Mutili Musoma is a Kenyan whose memory of fighting the Japanese in Burma is one of many recorded by Christopher Somerville during the two years he travelled the Commonwealth to interview men and women who served in the Second World War. The fighting threw together diverse subjects of the Crown more suddenly and on a vaster scale than peace could ever have done. The Colonies, like India, had no choice but to follow Britain into war. Dominions could choose. South Africa fought, the Irish Free State (not yet a republic) sat and watched.

About five million Commonwealth men and women served, about six million from Great Britain itself. The numbers of killed and missing were some 170,000 and 260,000 respectively. But the enemy was beaten, and independence movements gathered strength, the latter not always to the veterans' liking.
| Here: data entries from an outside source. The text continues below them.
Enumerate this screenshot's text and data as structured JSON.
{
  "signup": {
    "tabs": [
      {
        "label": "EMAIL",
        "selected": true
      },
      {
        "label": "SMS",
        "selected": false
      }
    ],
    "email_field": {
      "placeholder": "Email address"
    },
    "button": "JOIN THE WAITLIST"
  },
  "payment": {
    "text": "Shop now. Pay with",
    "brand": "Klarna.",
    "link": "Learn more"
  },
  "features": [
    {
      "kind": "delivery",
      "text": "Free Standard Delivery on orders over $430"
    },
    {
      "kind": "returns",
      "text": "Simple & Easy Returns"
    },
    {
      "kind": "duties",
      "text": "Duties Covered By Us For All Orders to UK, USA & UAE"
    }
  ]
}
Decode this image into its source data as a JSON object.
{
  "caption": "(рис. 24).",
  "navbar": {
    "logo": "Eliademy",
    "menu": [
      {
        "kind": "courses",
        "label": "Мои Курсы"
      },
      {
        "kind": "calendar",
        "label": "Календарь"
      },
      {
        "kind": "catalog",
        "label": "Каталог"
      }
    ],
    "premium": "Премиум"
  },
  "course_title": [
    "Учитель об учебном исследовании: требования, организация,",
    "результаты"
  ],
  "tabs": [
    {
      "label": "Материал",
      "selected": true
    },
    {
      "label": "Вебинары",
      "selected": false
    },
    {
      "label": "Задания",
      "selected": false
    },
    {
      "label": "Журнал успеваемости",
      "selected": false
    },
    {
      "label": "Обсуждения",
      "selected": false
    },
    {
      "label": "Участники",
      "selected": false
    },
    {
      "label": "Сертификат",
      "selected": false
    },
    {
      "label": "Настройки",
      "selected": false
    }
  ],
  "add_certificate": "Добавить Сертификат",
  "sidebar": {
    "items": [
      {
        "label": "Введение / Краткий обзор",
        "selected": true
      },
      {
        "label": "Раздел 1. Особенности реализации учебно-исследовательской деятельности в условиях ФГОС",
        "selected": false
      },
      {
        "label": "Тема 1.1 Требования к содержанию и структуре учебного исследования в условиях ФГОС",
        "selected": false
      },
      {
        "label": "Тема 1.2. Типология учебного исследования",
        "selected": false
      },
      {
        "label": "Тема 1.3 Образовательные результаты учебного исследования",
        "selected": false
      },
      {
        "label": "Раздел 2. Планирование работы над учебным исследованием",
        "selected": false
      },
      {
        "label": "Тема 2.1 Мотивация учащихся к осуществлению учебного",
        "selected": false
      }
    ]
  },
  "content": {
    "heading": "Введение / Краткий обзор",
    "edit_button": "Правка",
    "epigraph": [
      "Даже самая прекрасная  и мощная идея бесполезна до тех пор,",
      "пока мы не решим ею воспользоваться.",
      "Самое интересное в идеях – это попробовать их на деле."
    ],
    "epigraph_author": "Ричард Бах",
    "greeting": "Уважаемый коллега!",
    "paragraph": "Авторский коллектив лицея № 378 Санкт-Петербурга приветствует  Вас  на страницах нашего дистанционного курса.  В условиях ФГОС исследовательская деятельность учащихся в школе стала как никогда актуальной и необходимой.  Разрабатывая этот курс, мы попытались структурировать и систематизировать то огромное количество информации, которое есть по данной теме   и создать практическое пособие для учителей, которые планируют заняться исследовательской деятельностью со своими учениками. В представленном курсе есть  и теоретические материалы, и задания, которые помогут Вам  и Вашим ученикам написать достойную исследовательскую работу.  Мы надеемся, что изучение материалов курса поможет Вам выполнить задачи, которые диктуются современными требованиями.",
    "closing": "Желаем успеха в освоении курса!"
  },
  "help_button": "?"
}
While Our War does contain harrowing tales of the actual fighting, what makes this book so valuable is what these veterans - men and women of many different races - remember about the battle to get along with their own side. But for Somerville, many of the stories in this fascinating book would have been lost with the deaths of their tellers. This is the first time some of these men and women have spoken about their experiences.

"When we left Kenya we were young men," says John Mumo. "Our custom says that at that age, if you are not married, you are not supposed to touch a dead body. But when we went to war we were compelled to do those things." The war made Mr Mumo into a medical orderly.

The picture that emerges from the book is that common experience bred widespread tolerance between servicemen and women of different colour. Top brass, however, could still be grudging and were always in two minds about equal pay and treatment for whites and non-whites - who ran equal risks under hardship to topple the racist regimes in Berlin and Tokyo. Frank Sexwale, a South African who served against Rommel in the Western Desert, remembers being trained with an assegai (spear) and a club.

And when the war was over? As Jamaican servicewoman Connie Macdonald found when she emigrated to England, whites wouldn't even rent blacks a room. "The only people who would rent us rooms were our own black people," she says. "They are the worst people to rent rooms from... whereas a white person would get a whole flat for pounds 1.5s (pounds 1.25p), we had to pay pounds 3 or pounds 4 for one room. We were our own worst enemies."